Sabato 3 ottobre 2026, 10:00-12:00

Disarmiamoci: come uscire dall’economia della guerra e dalla cultura della violenza per costruire la società della cura.

Uno spazio di confronto su spesa militare, culture della forza, riconversione, cura, diplomazia dal basso e immaginari alternativi alla guerra.

La guerra è sempre più presente nel nostro quotidiano: attraversa gli schermi, i linguaggi, l’immaginario collettivo, fino a essere normalizzata. Ma la guerra non è inevitabile, non è un fatto naturale: è una scelta politica, economica e culturale, fondata su interessi, dominio, paura e distruzione.

I suoi effetti non sono solo le bombe e le vittime dirette. La guerra è trauma collettivo, devastazione dei legami, perdita di case, salute, futuro, memoria. È una ferita profonda inferta al corpo dell’umanità.

Per questo oggi non basta dire no alla guerra. È necessario affermare con forza la nonviolenza come progetto politico e umano capace di aprire un’altra direzione della storia. La nonviolenza può dare un contributo fondamentale per far uscire l’umanità dalla sua preistoria, ancora segnata dalla logica della forza, del nemico e della sopraffazione, e accompagnarla verso una nuova era pienamente umana, fondata sulla dignità, sulla giustizia, sulla relazione, sulla solidarietà e sulla cura.

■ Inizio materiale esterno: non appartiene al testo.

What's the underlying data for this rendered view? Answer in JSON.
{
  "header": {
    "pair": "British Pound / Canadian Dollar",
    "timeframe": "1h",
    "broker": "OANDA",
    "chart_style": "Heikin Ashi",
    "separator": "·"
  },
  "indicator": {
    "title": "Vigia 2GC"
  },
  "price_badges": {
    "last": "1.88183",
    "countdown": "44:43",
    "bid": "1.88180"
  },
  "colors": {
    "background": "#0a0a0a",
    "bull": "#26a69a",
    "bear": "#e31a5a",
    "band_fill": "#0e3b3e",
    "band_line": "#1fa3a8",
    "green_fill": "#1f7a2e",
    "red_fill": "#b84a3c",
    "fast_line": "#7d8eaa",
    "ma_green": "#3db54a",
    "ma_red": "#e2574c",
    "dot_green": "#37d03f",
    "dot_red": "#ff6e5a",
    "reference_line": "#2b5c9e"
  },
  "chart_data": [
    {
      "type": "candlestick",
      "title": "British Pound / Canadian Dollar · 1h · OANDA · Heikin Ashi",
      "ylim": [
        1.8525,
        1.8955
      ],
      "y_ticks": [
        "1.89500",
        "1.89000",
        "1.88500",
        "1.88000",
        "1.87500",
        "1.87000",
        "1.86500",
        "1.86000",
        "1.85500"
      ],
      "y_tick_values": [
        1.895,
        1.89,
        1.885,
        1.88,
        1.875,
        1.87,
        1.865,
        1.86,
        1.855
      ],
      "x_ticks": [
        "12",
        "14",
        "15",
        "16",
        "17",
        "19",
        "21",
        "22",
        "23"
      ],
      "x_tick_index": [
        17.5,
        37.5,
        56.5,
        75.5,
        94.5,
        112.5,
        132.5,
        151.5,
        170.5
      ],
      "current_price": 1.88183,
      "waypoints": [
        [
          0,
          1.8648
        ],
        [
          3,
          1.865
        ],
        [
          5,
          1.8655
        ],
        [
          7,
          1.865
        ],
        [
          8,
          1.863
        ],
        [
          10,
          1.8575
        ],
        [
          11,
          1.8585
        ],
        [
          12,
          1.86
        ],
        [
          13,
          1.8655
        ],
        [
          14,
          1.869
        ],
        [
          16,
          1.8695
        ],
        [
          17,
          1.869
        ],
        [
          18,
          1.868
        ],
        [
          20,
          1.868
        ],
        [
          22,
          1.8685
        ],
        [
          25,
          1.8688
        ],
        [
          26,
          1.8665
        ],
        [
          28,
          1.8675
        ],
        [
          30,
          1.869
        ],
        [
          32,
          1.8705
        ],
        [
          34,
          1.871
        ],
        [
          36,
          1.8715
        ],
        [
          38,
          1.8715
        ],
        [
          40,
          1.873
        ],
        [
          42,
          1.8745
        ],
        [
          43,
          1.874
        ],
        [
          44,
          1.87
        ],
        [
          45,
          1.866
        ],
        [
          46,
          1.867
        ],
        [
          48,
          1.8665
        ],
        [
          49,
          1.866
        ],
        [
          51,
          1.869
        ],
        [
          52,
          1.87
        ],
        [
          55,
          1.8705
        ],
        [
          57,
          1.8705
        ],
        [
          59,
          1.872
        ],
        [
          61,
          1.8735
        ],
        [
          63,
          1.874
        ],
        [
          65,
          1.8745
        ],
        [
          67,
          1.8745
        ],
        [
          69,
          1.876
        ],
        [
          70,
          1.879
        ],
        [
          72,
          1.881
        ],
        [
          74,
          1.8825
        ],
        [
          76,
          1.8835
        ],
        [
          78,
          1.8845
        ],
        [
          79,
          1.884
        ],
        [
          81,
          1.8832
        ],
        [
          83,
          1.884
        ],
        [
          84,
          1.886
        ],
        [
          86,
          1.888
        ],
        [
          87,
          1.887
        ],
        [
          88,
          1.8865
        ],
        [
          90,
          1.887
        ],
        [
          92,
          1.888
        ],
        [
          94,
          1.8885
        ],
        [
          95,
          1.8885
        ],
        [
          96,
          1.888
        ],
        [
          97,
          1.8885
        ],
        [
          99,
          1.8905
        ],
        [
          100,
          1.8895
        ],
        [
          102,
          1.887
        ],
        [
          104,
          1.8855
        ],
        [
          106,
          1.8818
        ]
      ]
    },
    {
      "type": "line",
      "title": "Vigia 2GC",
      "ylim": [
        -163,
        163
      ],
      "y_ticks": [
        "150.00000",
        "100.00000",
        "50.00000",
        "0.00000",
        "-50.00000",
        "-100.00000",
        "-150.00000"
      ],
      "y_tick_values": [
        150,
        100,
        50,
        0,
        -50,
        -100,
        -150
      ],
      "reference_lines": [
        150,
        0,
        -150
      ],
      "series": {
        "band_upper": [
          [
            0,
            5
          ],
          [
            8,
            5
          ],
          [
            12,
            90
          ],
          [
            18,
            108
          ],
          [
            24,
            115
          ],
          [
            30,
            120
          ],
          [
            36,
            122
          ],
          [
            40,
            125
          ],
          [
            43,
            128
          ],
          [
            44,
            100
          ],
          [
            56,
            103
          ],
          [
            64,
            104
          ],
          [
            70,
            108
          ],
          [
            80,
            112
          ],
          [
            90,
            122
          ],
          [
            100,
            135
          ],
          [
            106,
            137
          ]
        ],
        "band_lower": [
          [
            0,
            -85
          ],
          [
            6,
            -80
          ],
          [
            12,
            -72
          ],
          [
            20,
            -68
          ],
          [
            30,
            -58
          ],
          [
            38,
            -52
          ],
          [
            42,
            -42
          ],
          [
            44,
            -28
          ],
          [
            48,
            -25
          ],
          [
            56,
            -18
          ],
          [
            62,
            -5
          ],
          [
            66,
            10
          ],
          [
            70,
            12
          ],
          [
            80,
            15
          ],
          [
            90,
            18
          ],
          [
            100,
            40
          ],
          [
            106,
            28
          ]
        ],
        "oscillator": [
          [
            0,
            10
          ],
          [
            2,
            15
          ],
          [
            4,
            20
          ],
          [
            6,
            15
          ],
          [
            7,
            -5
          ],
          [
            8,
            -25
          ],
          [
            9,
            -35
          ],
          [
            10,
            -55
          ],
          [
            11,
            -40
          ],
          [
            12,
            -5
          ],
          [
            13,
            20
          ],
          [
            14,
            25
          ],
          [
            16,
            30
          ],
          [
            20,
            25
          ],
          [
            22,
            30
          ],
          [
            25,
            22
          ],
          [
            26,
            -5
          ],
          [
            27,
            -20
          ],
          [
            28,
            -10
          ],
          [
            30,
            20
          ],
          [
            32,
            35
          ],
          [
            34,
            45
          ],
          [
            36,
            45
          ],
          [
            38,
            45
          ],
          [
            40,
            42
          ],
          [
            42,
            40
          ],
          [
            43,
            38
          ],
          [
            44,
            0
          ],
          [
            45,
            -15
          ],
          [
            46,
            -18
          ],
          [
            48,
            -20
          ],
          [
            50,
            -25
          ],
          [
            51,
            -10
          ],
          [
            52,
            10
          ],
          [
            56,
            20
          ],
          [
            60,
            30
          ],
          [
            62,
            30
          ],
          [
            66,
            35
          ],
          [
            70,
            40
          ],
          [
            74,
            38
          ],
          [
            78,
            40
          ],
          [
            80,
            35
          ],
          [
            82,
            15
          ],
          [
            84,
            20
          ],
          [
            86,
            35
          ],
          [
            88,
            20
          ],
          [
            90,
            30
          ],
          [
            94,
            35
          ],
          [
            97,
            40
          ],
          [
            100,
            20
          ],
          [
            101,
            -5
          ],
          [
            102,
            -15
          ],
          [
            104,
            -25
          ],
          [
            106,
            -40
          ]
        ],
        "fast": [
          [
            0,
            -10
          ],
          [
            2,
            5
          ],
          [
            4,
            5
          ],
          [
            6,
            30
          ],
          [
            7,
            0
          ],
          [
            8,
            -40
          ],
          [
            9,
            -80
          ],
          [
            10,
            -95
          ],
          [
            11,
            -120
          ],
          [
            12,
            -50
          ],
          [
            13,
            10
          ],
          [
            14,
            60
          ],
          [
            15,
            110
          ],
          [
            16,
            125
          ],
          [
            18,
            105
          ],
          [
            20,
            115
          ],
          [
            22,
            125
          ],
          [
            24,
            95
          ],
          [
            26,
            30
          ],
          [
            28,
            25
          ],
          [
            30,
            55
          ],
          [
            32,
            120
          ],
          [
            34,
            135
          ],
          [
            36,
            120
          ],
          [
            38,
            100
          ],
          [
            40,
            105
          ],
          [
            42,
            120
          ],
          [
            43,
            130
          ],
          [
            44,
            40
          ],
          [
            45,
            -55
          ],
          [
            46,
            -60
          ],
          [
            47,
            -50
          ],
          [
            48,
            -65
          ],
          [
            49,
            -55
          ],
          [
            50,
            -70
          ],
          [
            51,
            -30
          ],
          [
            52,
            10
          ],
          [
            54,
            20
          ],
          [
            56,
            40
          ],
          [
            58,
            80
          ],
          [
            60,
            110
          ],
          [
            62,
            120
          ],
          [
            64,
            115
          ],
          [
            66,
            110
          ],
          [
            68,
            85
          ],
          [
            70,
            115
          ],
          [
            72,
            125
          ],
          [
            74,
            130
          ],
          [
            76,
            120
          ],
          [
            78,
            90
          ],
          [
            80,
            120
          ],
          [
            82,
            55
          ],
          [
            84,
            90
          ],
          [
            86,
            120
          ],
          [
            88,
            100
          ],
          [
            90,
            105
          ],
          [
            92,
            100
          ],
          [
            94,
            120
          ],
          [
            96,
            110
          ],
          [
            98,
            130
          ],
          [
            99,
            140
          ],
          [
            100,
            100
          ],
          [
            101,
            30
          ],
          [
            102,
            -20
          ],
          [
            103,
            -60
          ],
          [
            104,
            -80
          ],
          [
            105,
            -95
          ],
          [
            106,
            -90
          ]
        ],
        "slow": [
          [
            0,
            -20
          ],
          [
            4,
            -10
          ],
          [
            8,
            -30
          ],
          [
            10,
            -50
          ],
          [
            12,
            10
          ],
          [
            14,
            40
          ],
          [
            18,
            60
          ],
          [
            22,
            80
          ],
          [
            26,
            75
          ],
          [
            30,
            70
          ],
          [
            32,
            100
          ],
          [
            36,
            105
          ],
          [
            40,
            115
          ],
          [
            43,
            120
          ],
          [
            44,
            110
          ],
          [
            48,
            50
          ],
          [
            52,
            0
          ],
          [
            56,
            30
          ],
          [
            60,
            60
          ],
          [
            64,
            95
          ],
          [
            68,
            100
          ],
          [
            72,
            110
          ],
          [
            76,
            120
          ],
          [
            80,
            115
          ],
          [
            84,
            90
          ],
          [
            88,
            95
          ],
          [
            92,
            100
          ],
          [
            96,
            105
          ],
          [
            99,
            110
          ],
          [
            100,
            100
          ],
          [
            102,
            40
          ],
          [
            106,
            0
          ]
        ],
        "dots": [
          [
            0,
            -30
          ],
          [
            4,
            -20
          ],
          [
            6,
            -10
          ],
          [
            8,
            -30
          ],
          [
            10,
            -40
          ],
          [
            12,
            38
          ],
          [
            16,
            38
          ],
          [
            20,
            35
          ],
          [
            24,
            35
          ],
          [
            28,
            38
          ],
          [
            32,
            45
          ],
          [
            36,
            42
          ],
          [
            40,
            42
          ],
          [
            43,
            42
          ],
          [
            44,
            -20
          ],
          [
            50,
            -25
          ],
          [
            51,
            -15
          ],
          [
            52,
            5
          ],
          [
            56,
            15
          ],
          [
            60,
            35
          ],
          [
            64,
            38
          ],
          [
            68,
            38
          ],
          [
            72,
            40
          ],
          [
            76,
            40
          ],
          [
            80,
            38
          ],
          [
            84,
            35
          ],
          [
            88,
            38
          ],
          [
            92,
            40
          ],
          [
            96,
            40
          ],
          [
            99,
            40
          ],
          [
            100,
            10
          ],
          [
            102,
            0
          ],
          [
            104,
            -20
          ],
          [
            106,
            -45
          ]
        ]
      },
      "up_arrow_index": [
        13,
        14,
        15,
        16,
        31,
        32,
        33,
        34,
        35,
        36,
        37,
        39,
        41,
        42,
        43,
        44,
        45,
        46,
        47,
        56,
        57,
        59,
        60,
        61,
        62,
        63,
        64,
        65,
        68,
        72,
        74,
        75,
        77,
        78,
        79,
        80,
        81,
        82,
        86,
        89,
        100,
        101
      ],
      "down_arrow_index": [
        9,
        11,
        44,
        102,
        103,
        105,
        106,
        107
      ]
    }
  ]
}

Parlare di pace e disarmo significa parlare di riconversione dell’economia di guerra, educazione alla pace, difesa civile non armata e nonviolenta, diplomazia dei popoli, giustizia riparativa e diritti fondamentali. Significa scegliere di sottrarre risorse alla distruzione per destinarle alla vita.

Questo panel nasce dal bisogno urgente di dire mai più alla guerra, al genocidio e alla distruzione, e insieme di costruire una società della cura capace di riconoscere l’umanità nelle differenze e aprire la strada a un futuro finalmente umano.